In part one, I looked at the relationship between swinging hard and making contact. I graphed contact percentage on swings inside the zone against wOBAcon (a measure of how hard a player swings) and found that there is in fact a notable relationship between the two – players who swing harder whiff more. For part two, I removed the small number of pitchers who accumulated over 500 PAs since 2002, which brought the r-squared up to 0.317.
I’ve updated the graphic, and highlighted the current Rays, along with recent ex-Rays Carl Crawford, Carlos Pena, Jason Bartlett, and Akinori Iwamura. See if you can identify which dot is who. Names are below the jump.
There are no real surprises here, except maybe that the dots for Dan Johnson and Casey Kotchman are so close to each other (and neither looks particularly like a first baseman). Everyone already knew that Evan Longoria has a potent bat, Kelly Shoppach swings hard but misses, and Sam Fuld rarely misses but doesn’t swing hard.

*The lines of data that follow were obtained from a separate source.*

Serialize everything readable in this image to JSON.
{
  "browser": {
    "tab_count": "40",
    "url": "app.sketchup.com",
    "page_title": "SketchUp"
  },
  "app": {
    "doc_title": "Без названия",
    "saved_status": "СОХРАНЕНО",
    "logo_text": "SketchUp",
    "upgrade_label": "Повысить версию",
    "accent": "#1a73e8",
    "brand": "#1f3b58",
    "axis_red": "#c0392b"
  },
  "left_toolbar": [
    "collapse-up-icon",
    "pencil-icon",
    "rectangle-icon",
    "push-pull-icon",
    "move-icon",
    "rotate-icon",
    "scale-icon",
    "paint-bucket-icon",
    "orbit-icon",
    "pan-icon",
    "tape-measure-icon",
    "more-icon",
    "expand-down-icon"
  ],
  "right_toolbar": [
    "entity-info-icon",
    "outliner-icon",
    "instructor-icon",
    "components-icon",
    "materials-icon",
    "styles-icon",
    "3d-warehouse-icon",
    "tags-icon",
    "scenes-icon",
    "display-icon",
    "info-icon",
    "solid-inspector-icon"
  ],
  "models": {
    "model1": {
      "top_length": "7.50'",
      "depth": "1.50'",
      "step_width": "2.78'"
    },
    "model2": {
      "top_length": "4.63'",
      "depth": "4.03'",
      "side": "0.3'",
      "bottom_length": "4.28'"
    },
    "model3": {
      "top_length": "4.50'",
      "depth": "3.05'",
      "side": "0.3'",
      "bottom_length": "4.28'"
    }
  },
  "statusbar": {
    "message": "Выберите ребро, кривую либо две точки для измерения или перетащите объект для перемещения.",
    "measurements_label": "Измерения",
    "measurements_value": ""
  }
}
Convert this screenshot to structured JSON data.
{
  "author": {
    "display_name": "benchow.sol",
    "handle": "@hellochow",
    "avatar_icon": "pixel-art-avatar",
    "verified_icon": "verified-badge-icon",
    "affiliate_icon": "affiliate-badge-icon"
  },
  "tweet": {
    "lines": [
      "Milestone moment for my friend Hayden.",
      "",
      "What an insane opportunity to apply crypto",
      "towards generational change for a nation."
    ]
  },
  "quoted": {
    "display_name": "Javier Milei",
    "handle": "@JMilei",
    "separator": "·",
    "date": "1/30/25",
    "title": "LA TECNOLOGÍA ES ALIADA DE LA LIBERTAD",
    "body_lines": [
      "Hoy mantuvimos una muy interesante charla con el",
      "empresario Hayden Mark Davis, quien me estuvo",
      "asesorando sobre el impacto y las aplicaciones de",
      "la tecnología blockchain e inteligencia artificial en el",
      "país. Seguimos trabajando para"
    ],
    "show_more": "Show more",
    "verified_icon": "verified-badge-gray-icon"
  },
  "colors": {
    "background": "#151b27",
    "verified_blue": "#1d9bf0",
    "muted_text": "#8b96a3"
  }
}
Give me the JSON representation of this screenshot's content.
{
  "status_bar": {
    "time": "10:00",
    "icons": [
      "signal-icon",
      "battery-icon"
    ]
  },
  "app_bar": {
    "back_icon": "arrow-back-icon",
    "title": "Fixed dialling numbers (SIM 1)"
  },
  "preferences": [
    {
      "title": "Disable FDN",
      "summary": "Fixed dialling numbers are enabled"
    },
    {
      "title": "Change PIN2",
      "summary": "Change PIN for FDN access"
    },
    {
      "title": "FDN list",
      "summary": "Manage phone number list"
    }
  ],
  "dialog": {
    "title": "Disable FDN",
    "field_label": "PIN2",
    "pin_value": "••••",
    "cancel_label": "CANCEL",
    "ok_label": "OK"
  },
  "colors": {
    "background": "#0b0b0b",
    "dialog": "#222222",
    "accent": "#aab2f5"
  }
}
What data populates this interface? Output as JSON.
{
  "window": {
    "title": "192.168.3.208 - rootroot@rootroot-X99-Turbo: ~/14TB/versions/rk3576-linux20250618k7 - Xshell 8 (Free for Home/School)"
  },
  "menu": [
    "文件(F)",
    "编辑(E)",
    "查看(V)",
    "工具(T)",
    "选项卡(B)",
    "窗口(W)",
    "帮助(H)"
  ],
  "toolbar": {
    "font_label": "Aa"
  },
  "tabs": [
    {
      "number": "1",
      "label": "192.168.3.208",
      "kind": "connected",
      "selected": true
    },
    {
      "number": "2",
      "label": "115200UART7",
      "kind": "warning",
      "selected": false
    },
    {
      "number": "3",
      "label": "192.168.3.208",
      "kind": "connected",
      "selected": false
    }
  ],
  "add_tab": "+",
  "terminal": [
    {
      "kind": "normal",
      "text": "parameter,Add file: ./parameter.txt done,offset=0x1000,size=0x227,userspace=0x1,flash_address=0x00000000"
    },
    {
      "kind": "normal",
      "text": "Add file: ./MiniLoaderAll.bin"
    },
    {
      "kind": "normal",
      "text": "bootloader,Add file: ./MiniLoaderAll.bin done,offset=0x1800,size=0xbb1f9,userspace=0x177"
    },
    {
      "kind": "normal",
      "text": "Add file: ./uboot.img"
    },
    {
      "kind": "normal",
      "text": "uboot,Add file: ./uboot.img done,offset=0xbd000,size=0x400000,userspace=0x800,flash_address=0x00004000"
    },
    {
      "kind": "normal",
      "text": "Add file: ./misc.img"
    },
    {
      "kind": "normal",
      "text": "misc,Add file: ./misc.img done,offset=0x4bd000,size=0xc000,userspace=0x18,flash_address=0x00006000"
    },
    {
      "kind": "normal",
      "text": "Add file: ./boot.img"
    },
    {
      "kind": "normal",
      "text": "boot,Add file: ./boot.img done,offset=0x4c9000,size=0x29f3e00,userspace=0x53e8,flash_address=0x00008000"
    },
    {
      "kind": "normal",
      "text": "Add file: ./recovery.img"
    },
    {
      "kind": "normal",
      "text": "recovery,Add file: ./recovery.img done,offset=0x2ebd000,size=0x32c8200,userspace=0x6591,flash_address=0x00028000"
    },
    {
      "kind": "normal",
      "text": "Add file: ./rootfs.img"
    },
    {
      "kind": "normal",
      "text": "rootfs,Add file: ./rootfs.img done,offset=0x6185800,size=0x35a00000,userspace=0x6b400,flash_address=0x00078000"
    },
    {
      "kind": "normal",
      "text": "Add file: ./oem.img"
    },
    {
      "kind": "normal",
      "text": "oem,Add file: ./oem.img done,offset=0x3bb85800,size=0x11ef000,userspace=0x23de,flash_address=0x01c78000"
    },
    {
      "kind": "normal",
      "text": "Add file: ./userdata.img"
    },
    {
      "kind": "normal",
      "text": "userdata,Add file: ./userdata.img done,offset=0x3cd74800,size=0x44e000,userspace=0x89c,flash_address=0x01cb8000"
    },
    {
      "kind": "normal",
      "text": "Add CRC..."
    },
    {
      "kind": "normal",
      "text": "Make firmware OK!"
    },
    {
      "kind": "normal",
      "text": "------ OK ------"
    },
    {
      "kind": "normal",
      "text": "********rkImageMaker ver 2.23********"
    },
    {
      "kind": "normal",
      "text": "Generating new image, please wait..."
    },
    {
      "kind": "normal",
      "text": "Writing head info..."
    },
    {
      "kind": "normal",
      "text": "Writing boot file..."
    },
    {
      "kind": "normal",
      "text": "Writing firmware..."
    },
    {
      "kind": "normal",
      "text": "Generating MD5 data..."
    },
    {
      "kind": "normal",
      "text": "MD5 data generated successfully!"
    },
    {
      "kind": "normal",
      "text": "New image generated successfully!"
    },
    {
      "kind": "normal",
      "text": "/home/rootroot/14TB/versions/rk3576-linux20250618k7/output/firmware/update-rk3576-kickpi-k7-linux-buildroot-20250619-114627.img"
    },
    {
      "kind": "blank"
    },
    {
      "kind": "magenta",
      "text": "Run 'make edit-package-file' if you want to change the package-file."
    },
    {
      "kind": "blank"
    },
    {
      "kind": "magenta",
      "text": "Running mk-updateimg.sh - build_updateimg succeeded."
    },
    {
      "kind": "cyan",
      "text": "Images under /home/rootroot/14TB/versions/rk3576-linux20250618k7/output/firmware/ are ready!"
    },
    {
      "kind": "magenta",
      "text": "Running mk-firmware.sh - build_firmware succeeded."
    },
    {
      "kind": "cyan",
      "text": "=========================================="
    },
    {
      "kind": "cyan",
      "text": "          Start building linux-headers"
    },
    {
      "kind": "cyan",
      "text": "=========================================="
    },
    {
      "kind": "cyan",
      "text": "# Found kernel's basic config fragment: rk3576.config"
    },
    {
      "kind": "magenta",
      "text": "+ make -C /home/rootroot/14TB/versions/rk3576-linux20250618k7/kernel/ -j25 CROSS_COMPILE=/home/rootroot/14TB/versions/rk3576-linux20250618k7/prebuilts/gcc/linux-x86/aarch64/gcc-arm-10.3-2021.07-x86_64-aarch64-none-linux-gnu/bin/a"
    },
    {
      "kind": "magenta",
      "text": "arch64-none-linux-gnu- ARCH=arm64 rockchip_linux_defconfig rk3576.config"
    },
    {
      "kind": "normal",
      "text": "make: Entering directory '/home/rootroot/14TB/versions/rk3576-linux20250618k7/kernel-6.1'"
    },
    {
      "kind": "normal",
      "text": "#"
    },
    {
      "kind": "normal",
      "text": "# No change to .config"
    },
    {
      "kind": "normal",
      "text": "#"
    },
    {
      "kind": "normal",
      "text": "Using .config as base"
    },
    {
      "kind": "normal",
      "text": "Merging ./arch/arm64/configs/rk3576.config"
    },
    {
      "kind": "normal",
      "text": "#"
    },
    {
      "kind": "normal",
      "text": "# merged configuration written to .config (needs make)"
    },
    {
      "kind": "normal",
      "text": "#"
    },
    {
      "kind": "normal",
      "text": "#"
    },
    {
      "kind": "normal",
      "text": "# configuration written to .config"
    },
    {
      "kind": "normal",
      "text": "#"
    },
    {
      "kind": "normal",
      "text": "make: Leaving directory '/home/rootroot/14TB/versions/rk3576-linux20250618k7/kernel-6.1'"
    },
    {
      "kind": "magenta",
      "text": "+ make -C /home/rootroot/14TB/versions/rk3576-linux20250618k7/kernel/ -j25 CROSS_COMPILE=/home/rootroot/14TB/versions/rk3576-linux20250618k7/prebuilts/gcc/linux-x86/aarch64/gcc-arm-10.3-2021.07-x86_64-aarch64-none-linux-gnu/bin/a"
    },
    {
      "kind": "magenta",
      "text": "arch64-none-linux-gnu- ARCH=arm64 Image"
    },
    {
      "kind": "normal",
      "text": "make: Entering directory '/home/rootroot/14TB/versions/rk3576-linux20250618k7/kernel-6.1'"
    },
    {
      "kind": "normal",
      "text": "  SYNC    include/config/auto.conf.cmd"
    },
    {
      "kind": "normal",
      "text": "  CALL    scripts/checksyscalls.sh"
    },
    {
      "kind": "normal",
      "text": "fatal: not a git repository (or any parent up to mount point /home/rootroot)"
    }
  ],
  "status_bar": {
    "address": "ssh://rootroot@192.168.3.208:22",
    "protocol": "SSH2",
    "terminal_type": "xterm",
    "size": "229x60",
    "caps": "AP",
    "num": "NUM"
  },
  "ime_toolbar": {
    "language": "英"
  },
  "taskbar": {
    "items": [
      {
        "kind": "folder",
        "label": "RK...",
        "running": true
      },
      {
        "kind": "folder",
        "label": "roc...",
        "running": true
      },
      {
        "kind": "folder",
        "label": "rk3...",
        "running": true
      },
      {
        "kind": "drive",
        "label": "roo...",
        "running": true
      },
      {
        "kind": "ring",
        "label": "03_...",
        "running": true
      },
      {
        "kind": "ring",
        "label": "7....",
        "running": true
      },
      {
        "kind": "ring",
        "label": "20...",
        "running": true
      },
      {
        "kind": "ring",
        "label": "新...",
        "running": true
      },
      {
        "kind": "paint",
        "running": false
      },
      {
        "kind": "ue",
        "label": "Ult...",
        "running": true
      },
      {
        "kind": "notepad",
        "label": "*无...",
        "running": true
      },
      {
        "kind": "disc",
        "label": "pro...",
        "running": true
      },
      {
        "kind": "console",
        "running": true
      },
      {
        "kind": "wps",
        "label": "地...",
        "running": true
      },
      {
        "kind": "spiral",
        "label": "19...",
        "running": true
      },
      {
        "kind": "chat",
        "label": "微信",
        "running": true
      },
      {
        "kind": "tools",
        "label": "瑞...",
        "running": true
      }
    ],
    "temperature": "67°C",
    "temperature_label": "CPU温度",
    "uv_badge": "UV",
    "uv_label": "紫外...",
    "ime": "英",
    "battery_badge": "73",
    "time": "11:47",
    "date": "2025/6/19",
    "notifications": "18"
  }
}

I think it is reasonable to hypothesize, based on the correlation shown here and on anecdotal evidence, that the hit tool and the power tool are interconnected, and can be talked about as a single skill. I’m choosing to call this skill “swing potency,” and to express it as the distance from a player’s dot on my graph of power vs. contact to the best fit line for all major league players. At the very least, this will allow for comparisons between the skills of such dissimilar players as Shoppach and Fuld. Here are the swing potency numbers for the Rays and ex-Rays players.
| Name | Z-Contact% | wOBAcon | Swing Potency |
| Evan Longoria | 85.10% | 0.427 | 0.0565 |
| Matt Joyce | 81.10% | 0.420 | 0.0307 |
| Johnny Damon | 91.90% | 0.356 | 0.0270 |
| Carlos Pena | 78.40% | 0.422 | 0.0194 |
| Carl Crawford | 88.70% | 0.362 | 0.0170 |
| Ben Zobrist | 89.70% | 0.352 | 0.0125 |
| B.J. Upton | 82.20% | 0.391 | 0.0111 |
| Jason Bartlett | 92.30% | 0.327 | 0.0033 |
| Casey Kotchman | 93.90% | 0.307 | -0.0066 |
| Sam Fuld | 95.80% | 0.293 | -0.0090 |
| Kelly Shoppach | 74.00% | 0.413 | -0.0096 |
| Dan Johnson | 90.60% | 0.320 | -0.0107 |
| John Jaso | 93.80% | 0.299 | -0.0140 |
| Reid Brignac | 87.20% | 0.334 | -0.0148 |
| Akinori Iwamura | 85.20% | 0.345 | -0.0153 |
| Elliot Johnson | 77.00% | 0.364 | -0.0383 |
| Sean Rodriguez | 79.90% | 0.346 | -0.0394 |
Keep in mind that this value is not scaled to anything, and has no meaningful unit. I make no claims to it doing a good job of describing overall hitter quality. It merely represents a hypothetical skill that is not directly observable (because in reality it is separated into power and contact ability). In part three I will investigate whether there is evidence that players can in fact redistribute their swing potency and to what extent. I will look at what redistribution along this line would mean in terms of actual offensive production, and at which Rays players should perhaps attempt to alter their profile.




And for those interested, Russell Branyan is one dot in from the upper left corner, with a swing potency of 0.233 that would rank fourth on the Rays.